Deuxièmement, la coopération culturelle vise comme le reste de notre aide au développement un objectif d'influence, qu'il est aisé de percevoir. A cet égard, la promotion de la langue française partout dans le monde est bien, M. Myard, un objectif essentiel pour nous.
Je ne reviendrai pas sur la réforme de notre dispositif de coopération que je vous avais décrite l'an dernier. Je voudrais simplement souligner auprès de vous qu'elle a permis les avancées importantes en matière de pilotage stratégique et de lisibilité de notre aide qui étaient attendues.
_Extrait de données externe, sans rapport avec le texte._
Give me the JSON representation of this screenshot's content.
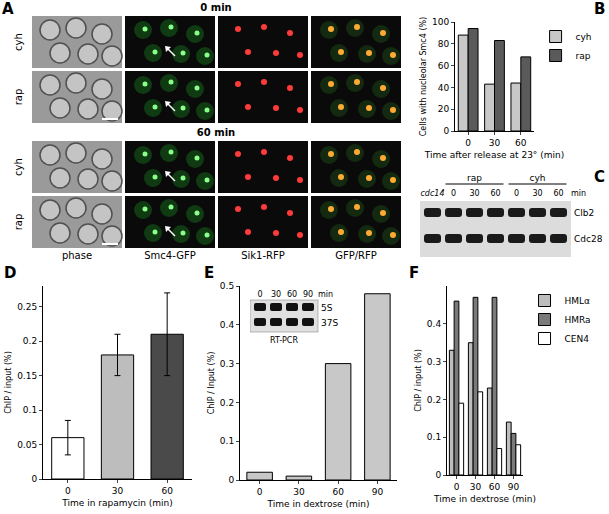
{
  "chart_data": [
    {
      "label": "B",
      "type": "bar",
      "categories": [
        "0",
        "30",
        "60"
      ],
      "series": [
        {
          "name": "cyh",
          "color": "#c8c8c8",
          "values": [
            88,
            43,
            44
          ]
        },
        {
          "name": "rap",
          "color": "#5a5a5a",
          "values": [
            94,
            83,
            68
          ]
        }
      ],
      "x_label": "Time after release at 23° (min)",
      "y_label": "Cells with nucleolar Smc4 (%)",
      "ylim": [
        0,
        100
      ],
      "yticks": [
        0,
        20,
        40,
        60,
        80,
        100
      ],
      "legend": "right"
    },
    {
      "label": "D",
      "type": "bar",
      "categories": [
        "0",
        "30",
        "60"
      ],
      "values": [
        0.06,
        0.18,
        0.21
      ],
      "errors": [
        0.025,
        0.03,
        0.06
      ],
      "colors": [
        "#ffffff",
        "#bdbdbd",
        "#4a4a4a"
      ],
      "x_label": "Time in rapamycin (min)",
      "y_label": "ChIP / input (%)",
      "ylim": [
        0,
        0.28
      ],
      "yticks": [
        0,
        0.05,
        0.1,
        0.15,
        0.2,
        0.25
      ]
    },
    {
      "label": "E",
      "type": "bar",
      "categories": [
        "0",
        "30",
        "60",
        "90"
      ],
      "values": [
        0.02,
        0.01,
        0.3,
        0.48
      ],
      "color": "#c8c8c8",
      "x_label": "Time in dextrose (min)",
      "y_label": "ChIP / Input (%)",
      "ylim": [
        0,
        0.5
      ],
      "yticks": [
        0,
        0.1,
        0.2,
        0.3,
        0.4,
        0.5
      ]
    },
    {
      "label": "F",
      "type": "bar",
      "categories": [
        "0",
        "30",
        "60",
        "90"
      ],
      "series": [
        {
          "name": "HMLα",
          "color": "#bdbdbd",
          "values": [
            0.33,
            0.35,
            0.23,
            0.14
          ]
        },
        {
          "name": "HMRa",
          "color": "#7a7a7a",
          "values": [
            0.46,
            0.47,
            0.47,
            0.11
          ]
        },
        {
          "name": "CEN4",
          "color": "#ffffff",
          "values": [
            0.19,
            0.22,
            0.07,
            0.08
          ]
        }
      ],
      "x_label": "Time in dextrose (min)",
      "y_label": "ChIP / input (%)",
      "ylim": [
        0,
        0.5
      ],
      "yticks": [
        0,
        0.1,
        0.2,
        0.3,
        0.4
      ],
      "legend": "right"
    }
  ],
  "panels": {
    "A": {
      "label": "A",
      "sections": [
        "0 min",
        "60 min"
      ],
      "rows": [
        "cyh",
        "rap"
      ],
      "columns": [
        "phase",
        "Smc4-GFP",
        "Sik1-RFP",
        "GFP/RFP"
      ]
    },
    "C": {
      "label": "C",
      "strain": "cdc14",
      "groups": [
        "rap",
        "cyh"
      ],
      "times": [
        "0",
        "30",
        "60"
      ],
      "unit": "min",
      "rows": [
        "Clb2",
        "Cdc28"
      ]
    },
    "E_inset": {
      "times": [
        "0",
        "30",
        "60",
        "90"
      ],
      "unit": "min",
      "rows": [
        "5S",
        "37S"
      ],
      "caption": "RT-PCR"
    }
  }
}
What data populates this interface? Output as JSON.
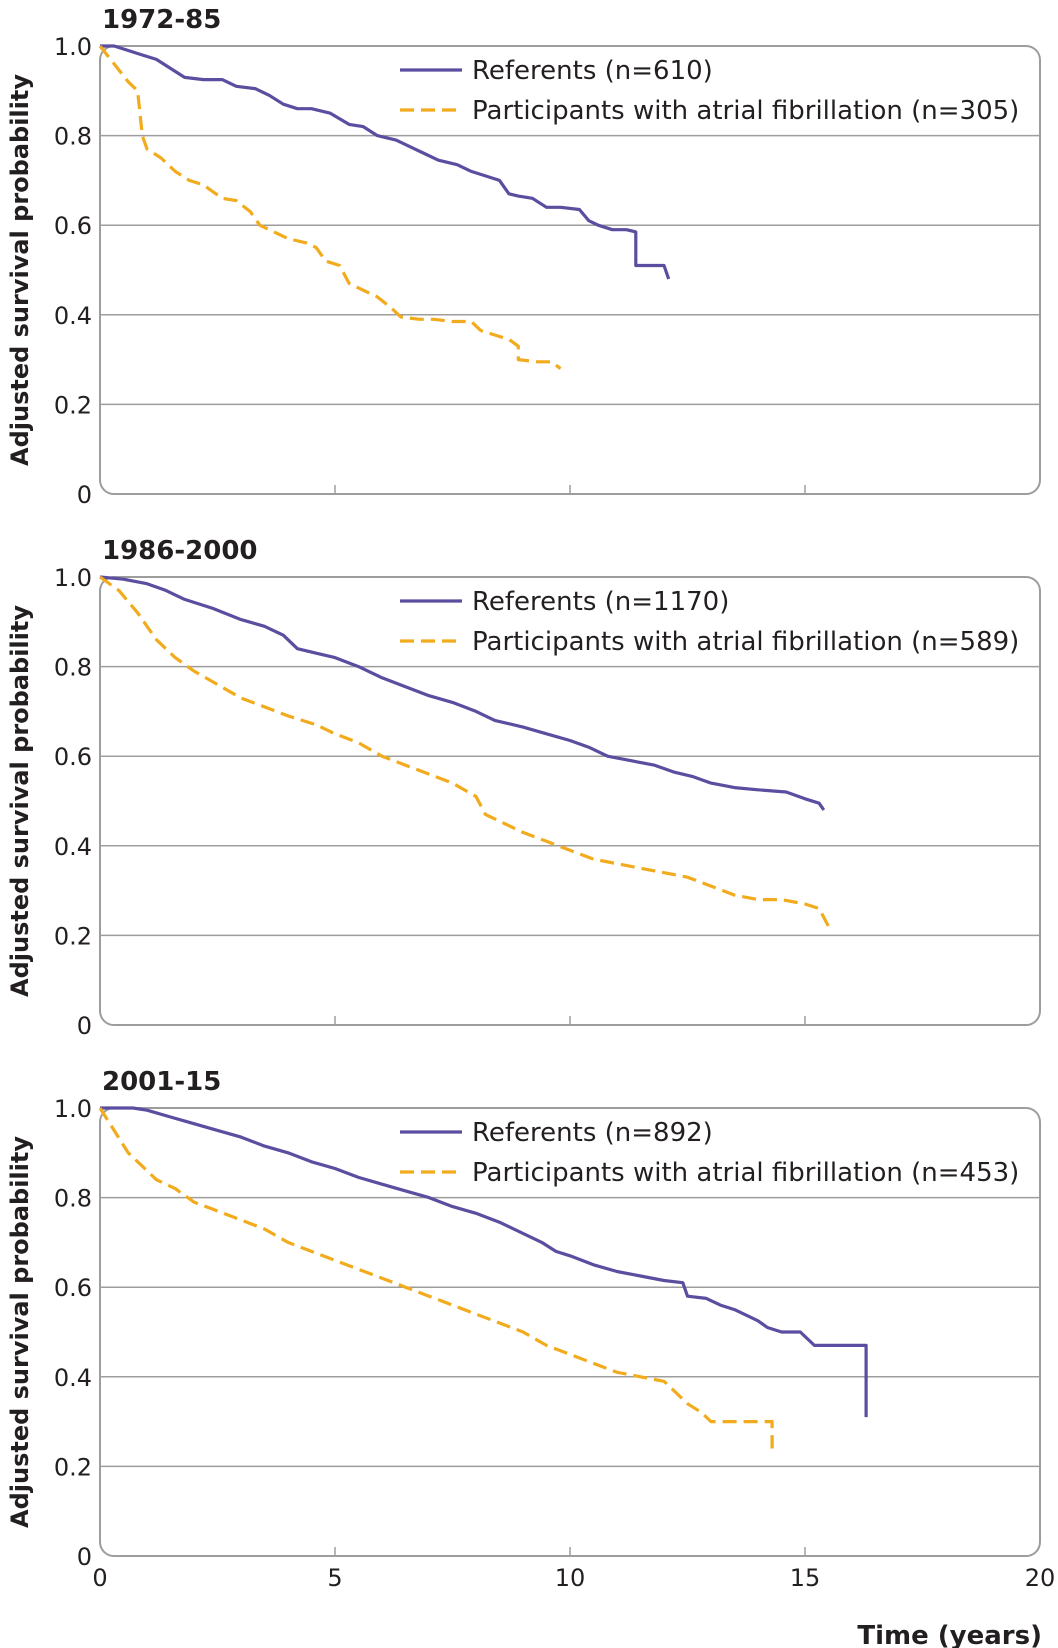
{
  "chart_data": [
    {
      "type": "line",
      "title": "1972-85",
      "xlabel": "",
      "ylabel": "Adjusted survival probability",
      "xlim": [
        0,
        20
      ],
      "ylim": [
        0,
        1
      ],
      "x_ticks": [
        "",
        "",
        "",
        ""
      ],
      "y_ticks": [
        "0",
        "0.2",
        "0.4",
        "0.6",
        "0.8",
        "1.0"
      ],
      "grid": "horizontal",
      "legend_position": "top-right",
      "series": [
        {
          "name": "Referents (n=610)",
          "color": "#5b4d9f",
          "dash": "solid",
          "points": [
            [
              0,
              1.0
            ],
            [
              0.3,
              1.0
            ],
            [
              0.6,
              0.99
            ],
            [
              0.9,
              0.98
            ],
            [
              1.2,
              0.97
            ],
            [
              1.5,
              0.95
            ],
            [
              1.8,
              0.93
            ],
            [
              2.2,
              0.925
            ],
            [
              2.6,
              0.925
            ],
            [
              2.9,
              0.91
            ],
            [
              3.3,
              0.905
            ],
            [
              3.6,
              0.89
            ],
            [
              3.9,
              0.87
            ],
            [
              4.2,
              0.86
            ],
            [
              4.5,
              0.86
            ],
            [
              4.9,
              0.85
            ],
            [
              5.3,
              0.825
            ],
            [
              5.6,
              0.82
            ],
            [
              5.9,
              0.8
            ],
            [
              6.3,
              0.79
            ],
            [
              6.6,
              0.775
            ],
            [
              6.9,
              0.76
            ],
            [
              7.2,
              0.745
            ],
            [
              7.6,
              0.735
            ],
            [
              7.9,
              0.72
            ],
            [
              8.2,
              0.71
            ],
            [
              8.5,
              0.7
            ],
            [
              8.7,
              0.67
            ],
            [
              8.9,
              0.665
            ],
            [
              9.2,
              0.66
            ],
            [
              9.5,
              0.64
            ],
            [
              9.8,
              0.64
            ],
            [
              10.2,
              0.635
            ],
            [
              10.4,
              0.61
            ],
            [
              10.6,
              0.6
            ],
            [
              10.9,
              0.59
            ],
            [
              11.2,
              0.59
            ],
            [
              11.4,
              0.585
            ],
            [
              11.4,
              0.51
            ],
            [
              12.0,
              0.51
            ],
            [
              12.1,
              0.48
            ]
          ]
        },
        {
          "name": "Participants with atrial fibrillation (n=305)",
          "color": "#f1ab1c",
          "dash": "dashed",
          "points": [
            [
              0,
              1.0
            ],
            [
              0.3,
              0.96
            ],
            [
              0.6,
              0.92
            ],
            [
              0.8,
              0.9
            ],
            [
              0.9,
              0.8
            ],
            [
              1.0,
              0.77
            ],
            [
              1.3,
              0.75
            ],
            [
              1.6,
              0.72
            ],
            [
              1.9,
              0.7
            ],
            [
              2.2,
              0.69
            ],
            [
              2.6,
              0.66
            ],
            [
              2.9,
              0.655
            ],
            [
              3.2,
              0.63
            ],
            [
              3.4,
              0.6
            ],
            [
              3.7,
              0.585
            ],
            [
              4.0,
              0.57
            ],
            [
              4.4,
              0.56
            ],
            [
              4.6,
              0.55
            ],
            [
              4.8,
              0.52
            ],
            [
              5.1,
              0.51
            ],
            [
              5.3,
              0.47
            ],
            [
              5.6,
              0.455
            ],
            [
              5.9,
              0.44
            ],
            [
              6.2,
              0.415
            ],
            [
              6.4,
              0.395
            ],
            [
              6.8,
              0.39
            ],
            [
              7.1,
              0.39
            ],
            [
              7.5,
              0.385
            ],
            [
              7.9,
              0.385
            ],
            [
              8.1,
              0.365
            ],
            [
              8.4,
              0.355
            ],
            [
              8.7,
              0.345
            ],
            [
              8.9,
              0.33
            ],
            [
              8.9,
              0.3
            ],
            [
              9.3,
              0.295
            ],
            [
              9.6,
              0.295
            ],
            [
              9.8,
              0.28
            ]
          ]
        }
      ]
    },
    {
      "type": "line",
      "title": "1986-2000",
      "xlabel": "",
      "ylabel": "Adjusted survival probability",
      "xlim": [
        0,
        20
      ],
      "ylim": [
        0,
        1
      ],
      "x_ticks": [
        "",
        "",
        "",
        ""
      ],
      "y_ticks": [
        "0",
        "0.2",
        "0.4",
        "0.6",
        "0.8",
        "1.0"
      ],
      "grid": "horizontal",
      "legend_position": "top-right",
      "series": [
        {
          "name": "Referents (n=1170)",
          "color": "#5b4d9f",
          "dash": "solid",
          "points": [
            [
              0,
              1.0
            ],
            [
              0.5,
              0.995
            ],
            [
              1.0,
              0.985
            ],
            [
              1.4,
              0.97
            ],
            [
              1.8,
              0.95
            ],
            [
              2.4,
              0.93
            ],
            [
              3.0,
              0.905
            ],
            [
              3.5,
              0.89
            ],
            [
              3.9,
              0.87
            ],
            [
              4.2,
              0.84
            ],
            [
              4.6,
              0.83
            ],
            [
              5.0,
              0.82
            ],
            [
              5.5,
              0.8
            ],
            [
              6.0,
              0.775
            ],
            [
              6.5,
              0.755
            ],
            [
              7.0,
              0.735
            ],
            [
              7.5,
              0.72
            ],
            [
              8.0,
              0.7
            ],
            [
              8.4,
              0.68
            ],
            [
              9.0,
              0.665
            ],
            [
              9.5,
              0.65
            ],
            [
              10.0,
              0.635
            ],
            [
              10.4,
              0.62
            ],
            [
              10.8,
              0.6
            ],
            [
              11.3,
              0.59
            ],
            [
              11.8,
              0.58
            ],
            [
              12.2,
              0.565
            ],
            [
              12.6,
              0.555
            ],
            [
              13.0,
              0.54
            ],
            [
              13.5,
              0.53
            ],
            [
              14.0,
              0.525
            ],
            [
              14.6,
              0.52
            ],
            [
              15.0,
              0.505
            ],
            [
              15.3,
              0.495
            ],
            [
              15.4,
              0.48
            ]
          ]
        },
        {
          "name": "Participants with atrial fibrillation (n=589)",
          "color": "#f1ab1c",
          "dash": "dashed",
          "points": [
            [
              0,
              1.0
            ],
            [
              0.4,
              0.97
            ],
            [
              0.8,
              0.92
            ],
            [
              1.2,
              0.86
            ],
            [
              1.6,
              0.82
            ],
            [
              2.0,
              0.79
            ],
            [
              2.5,
              0.76
            ],
            [
              3.0,
              0.73
            ],
            [
              3.5,
              0.71
            ],
            [
              4.0,
              0.69
            ],
            [
              4.6,
              0.67
            ],
            [
              5.0,
              0.65
            ],
            [
              5.5,
              0.63
            ],
            [
              6.0,
              0.6
            ],
            [
              6.5,
              0.58
            ],
            [
              7.0,
              0.56
            ],
            [
              7.5,
              0.54
            ],
            [
              8.0,
              0.51
            ],
            [
              8.2,
              0.47
            ],
            [
              8.6,
              0.45
            ],
            [
              9.0,
              0.43
            ],
            [
              9.5,
              0.41
            ],
            [
              10.0,
              0.39
            ],
            [
              10.5,
              0.37
            ],
            [
              11.0,
              0.36
            ],
            [
              11.5,
              0.35
            ],
            [
              12.0,
              0.34
            ],
            [
              12.5,
              0.33
            ],
            [
              13.0,
              0.31
            ],
            [
              13.5,
              0.29
            ],
            [
              14.0,
              0.28
            ],
            [
              14.5,
              0.28
            ],
            [
              15.0,
              0.27
            ],
            [
              15.3,
              0.26
            ],
            [
              15.5,
              0.22
            ]
          ]
        }
      ]
    },
    {
      "type": "line",
      "title": "2001-15",
      "xlabel": "Time (years)",
      "ylabel": "Adjusted survival probability",
      "xlim": [
        0,
        20
      ],
      "ylim": [
        0,
        1
      ],
      "x_ticks": [
        "0",
        "5",
        "10",
        "15",
        "20"
      ],
      "y_ticks": [
        "0",
        "0.2",
        "0.4",
        "0.6",
        "0.8",
        "1.0"
      ],
      "grid": "horizontal",
      "legend_position": "top-right",
      "series": [
        {
          "name": "Referents (n=892)",
          "color": "#5b4d9f",
          "dash": "solid",
          "points": [
            [
              0,
              1.0
            ],
            [
              0.3,
              1.0
            ],
            [
              0.7,
              1.0
            ],
            [
              1.0,
              0.995
            ],
            [
              1.5,
              0.98
            ],
            [
              2.0,
              0.965
            ],
            [
              2.5,
              0.95
            ],
            [
              3.0,
              0.935
            ],
            [
              3.5,
              0.915
            ],
            [
              4.0,
              0.9
            ],
            [
              4.5,
              0.88
            ],
            [
              5.0,
              0.865
            ],
            [
              5.5,
              0.845
            ],
            [
              6.0,
              0.83
            ],
            [
              6.5,
              0.815
            ],
            [
              7.0,
              0.8
            ],
            [
              7.5,
              0.78
            ],
            [
              8.0,
              0.765
            ],
            [
              8.5,
              0.745
            ],
            [
              9.0,
              0.72
            ],
            [
              9.4,
              0.7
            ],
            [
              9.7,
              0.68
            ],
            [
              10.0,
              0.67
            ],
            [
              10.5,
              0.65
            ],
            [
              11.0,
              0.635
            ],
            [
              11.5,
              0.625
            ],
            [
              12.0,
              0.615
            ],
            [
              12.4,
              0.61
            ],
            [
              12.5,
              0.58
            ],
            [
              12.9,
              0.575
            ],
            [
              13.2,
              0.56
            ],
            [
              13.5,
              0.55
            ],
            [
              14.0,
              0.525
            ],
            [
              14.2,
              0.51
            ],
            [
              14.5,
              0.5
            ],
            [
              14.9,
              0.5
            ],
            [
              15.2,
              0.47
            ],
            [
              15.6,
              0.47
            ],
            [
              16.0,
              0.47
            ],
            [
              16.3,
              0.47
            ],
            [
              16.3,
              0.31
            ]
          ]
        },
        {
          "name": "Participants with atrial fibrillation (n=453)",
          "color": "#f1ab1c",
          "dash": "dashed",
          "points": [
            [
              0,
              1.0
            ],
            [
              0.3,
              0.95
            ],
            [
              0.6,
              0.9
            ],
            [
              0.9,
              0.87
            ],
            [
              1.2,
              0.84
            ],
            [
              1.6,
              0.82
            ],
            [
              2.0,
              0.79
            ],
            [
              2.5,
              0.77
            ],
            [
              3.0,
              0.75
            ],
            [
              3.5,
              0.73
            ],
            [
              4.0,
              0.7
            ],
            [
              4.5,
              0.68
            ],
            [
              5.0,
              0.66
            ],
            [
              5.5,
              0.64
            ],
            [
              6.0,
              0.62
            ],
            [
              6.5,
              0.6
            ],
            [
              7.0,
              0.58
            ],
            [
              7.5,
              0.56
            ],
            [
              8.0,
              0.54
            ],
            [
              8.5,
              0.52
            ],
            [
              9.0,
              0.5
            ],
            [
              9.5,
              0.47
            ],
            [
              10.0,
              0.45
            ],
            [
              10.5,
              0.43
            ],
            [
              11.0,
              0.41
            ],
            [
              11.5,
              0.4
            ],
            [
              12.0,
              0.39
            ],
            [
              12.2,
              0.37
            ],
            [
              12.5,
              0.34
            ],
            [
              12.8,
              0.32
            ],
            [
              13.0,
              0.3
            ],
            [
              13.5,
              0.3
            ],
            [
              14.0,
              0.3
            ],
            [
              14.3,
              0.3
            ],
            [
              14.3,
              0.24
            ]
          ]
        }
      ]
    }
  ],
  "y_axis_label": "Adjusted survival probability",
  "x_axis_label": "Time (years)",
  "colors": {
    "referents": "#5b4d9f",
    "af": "#f1ab1c",
    "frame": "#9d9d9d",
    "grid": "#9d9d9d",
    "text": "#231f20"
  }
}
Ainsi, j'ai signé au cours de l'année écoulée une vingtaine de documents cadres de partenariat, les DCP, qui constituent de véritables plans d'action conclus sur cinq ans entre la France et les pays que nous aidons. Ces documents permettent de concentrer notre aide pour la rendre plus efficace et plus lisible.
Ils permettent également de la rendre plus prévisible sur le moyen terme. Mais ceci doit se faire de manière souple. C'est pourquoi j'ai demandé à nos ambassadeurs, qui sont en charge de la négociation et du suivi de l'application de ces DCP, d'en réaliser une revue annuelle. J'ai moi-même prévu de me rendre en janvier prochain au Cambodge pour examiner l'application du premier DCP que j'avais signé il y a un an.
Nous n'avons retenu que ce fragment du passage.